The material is somewhat dated and the plot is repetitious and predictable, yet in the hands of talented actors Becky Saunders and Justin Samuel Cowan — both newcomers to STC — it turns out to be an enjoyable evening of theater.
This is the story of an older woman, Lily, who arranges for private dance lessons in her St. Petersburg Beach, Fla., condo. Enter Michael, a middle-aged ex-Broadway chorus boy with a huge chip on his shoulder. The sparks fly from the beginning. Lily is the wife of a Baptist minister; Michael can’t control his temper and uses foul language.
Each of the seven scenes in the play follows the same format — Michael arrives for the lesson, his boom box and the foot cut-outs he places on the floor to help learn the dance steps in his duffel bag. There are personality clashes resulting from some hidden secret one or the other are trying to protect, Lily threatens to end the lessons, they talk, they argue and they dance.
The scene ends with a phone call from a downstairs neighbor, Ida, who is upset about the sound of dancing feet on her ceiling.
As they work through their differences, secrets are revealed. Lily’s husband isn’t out running errands, he actually died a few years ago. Michael’s wife isn’t sick, he has no wife because he’s gay and mourning his own losses. As they work their way through the swing, the tango, the Viennese waltz and others, a grudging friendship begins to form as more secrets are shared and the loneliness that both people feel begins to dissolve.
Saunders and Cowan make these characters believable and play beautifully off each other. Lily is reserved and her Southern gentility has been forged by years of being a minister’s wife, always smiling, always gracious, keeping all of her real feelings bottled up. She has perhaps never encountered anything as open, brash and vulgar as Michael.
Michael uses anger to protect himself, suspecting homophobia in every person he meets, but he senses Lily’s vulnerability.
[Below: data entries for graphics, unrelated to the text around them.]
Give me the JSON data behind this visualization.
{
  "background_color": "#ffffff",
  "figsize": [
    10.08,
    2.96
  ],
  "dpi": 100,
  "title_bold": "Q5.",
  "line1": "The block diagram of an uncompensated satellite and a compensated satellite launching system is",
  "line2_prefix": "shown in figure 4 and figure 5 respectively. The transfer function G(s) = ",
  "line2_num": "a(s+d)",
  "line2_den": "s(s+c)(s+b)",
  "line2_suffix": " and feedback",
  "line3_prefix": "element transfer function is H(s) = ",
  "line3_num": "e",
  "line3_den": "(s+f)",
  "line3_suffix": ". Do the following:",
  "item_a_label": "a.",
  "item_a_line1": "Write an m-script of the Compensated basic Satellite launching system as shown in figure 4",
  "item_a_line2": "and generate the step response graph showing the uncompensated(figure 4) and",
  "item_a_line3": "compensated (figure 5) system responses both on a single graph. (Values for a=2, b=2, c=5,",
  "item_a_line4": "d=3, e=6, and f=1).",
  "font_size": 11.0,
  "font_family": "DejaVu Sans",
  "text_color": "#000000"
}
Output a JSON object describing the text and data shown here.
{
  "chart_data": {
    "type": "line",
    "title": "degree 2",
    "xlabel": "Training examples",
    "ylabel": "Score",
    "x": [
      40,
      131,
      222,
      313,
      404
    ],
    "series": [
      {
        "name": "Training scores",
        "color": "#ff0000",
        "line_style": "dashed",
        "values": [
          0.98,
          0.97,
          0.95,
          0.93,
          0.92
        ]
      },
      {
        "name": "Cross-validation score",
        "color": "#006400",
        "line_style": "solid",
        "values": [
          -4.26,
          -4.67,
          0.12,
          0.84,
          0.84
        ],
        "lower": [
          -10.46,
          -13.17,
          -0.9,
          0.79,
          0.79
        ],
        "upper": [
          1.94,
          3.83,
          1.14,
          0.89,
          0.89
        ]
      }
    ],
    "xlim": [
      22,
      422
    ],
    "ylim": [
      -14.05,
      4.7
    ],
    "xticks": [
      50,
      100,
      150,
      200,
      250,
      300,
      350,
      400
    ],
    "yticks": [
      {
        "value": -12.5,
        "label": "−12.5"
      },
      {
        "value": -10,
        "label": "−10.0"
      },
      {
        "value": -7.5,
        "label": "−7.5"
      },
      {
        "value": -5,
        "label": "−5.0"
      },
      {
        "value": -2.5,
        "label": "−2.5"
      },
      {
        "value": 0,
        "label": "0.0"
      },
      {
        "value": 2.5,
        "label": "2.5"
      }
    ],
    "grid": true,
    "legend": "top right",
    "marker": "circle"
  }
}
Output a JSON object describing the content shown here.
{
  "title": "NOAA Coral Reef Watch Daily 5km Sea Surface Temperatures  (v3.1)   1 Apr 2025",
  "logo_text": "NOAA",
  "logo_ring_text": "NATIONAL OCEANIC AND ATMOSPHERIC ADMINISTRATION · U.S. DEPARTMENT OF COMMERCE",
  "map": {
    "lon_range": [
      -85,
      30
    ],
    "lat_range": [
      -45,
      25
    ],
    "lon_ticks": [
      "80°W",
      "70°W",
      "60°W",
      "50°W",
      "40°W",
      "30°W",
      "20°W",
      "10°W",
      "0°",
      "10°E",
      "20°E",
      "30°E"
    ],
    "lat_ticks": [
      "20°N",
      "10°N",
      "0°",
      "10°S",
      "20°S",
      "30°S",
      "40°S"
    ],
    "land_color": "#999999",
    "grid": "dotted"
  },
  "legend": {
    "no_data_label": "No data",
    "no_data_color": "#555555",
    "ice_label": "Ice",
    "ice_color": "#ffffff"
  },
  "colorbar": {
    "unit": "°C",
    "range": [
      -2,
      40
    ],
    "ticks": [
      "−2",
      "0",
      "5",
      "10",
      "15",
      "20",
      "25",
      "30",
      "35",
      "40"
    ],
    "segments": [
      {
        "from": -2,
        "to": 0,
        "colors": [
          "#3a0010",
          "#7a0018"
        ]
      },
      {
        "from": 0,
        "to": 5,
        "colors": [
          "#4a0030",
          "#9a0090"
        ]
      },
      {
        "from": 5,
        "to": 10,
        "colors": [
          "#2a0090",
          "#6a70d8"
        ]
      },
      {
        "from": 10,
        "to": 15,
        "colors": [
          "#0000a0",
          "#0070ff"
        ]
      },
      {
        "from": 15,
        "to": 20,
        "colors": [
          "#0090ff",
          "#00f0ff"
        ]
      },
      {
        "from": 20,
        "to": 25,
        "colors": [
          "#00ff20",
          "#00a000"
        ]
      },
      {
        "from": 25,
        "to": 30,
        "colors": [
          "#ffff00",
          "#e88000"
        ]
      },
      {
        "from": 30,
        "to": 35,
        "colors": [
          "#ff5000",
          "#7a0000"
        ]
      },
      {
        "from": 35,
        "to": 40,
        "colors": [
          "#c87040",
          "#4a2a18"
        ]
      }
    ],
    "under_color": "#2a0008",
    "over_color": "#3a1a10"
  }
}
Over the weeks, he responds to her desperate need for friendship, which early on telescopes the emotional final scene, “Bonus Lessons.”
The set for this show, designed by Mims Mattair, also a newcomer to STC, is perhaps the most memorable I have seen in the Pollock Theater. He uses the entire stage, from door to door for Lily’s condo, complete with kitchenette and a sweeping view of the ocean. It is all painted white and the brightness draws the audience into Lily’s world.
Despite its predictability, and the dated material, “Six Dance Lessons in Six Weeks” is an enjoyable production, especially in this age when “Dancing with the Stars” has brought dance into greater prominence.
I wonder what Lily and Michael would have done with the Paso Doble.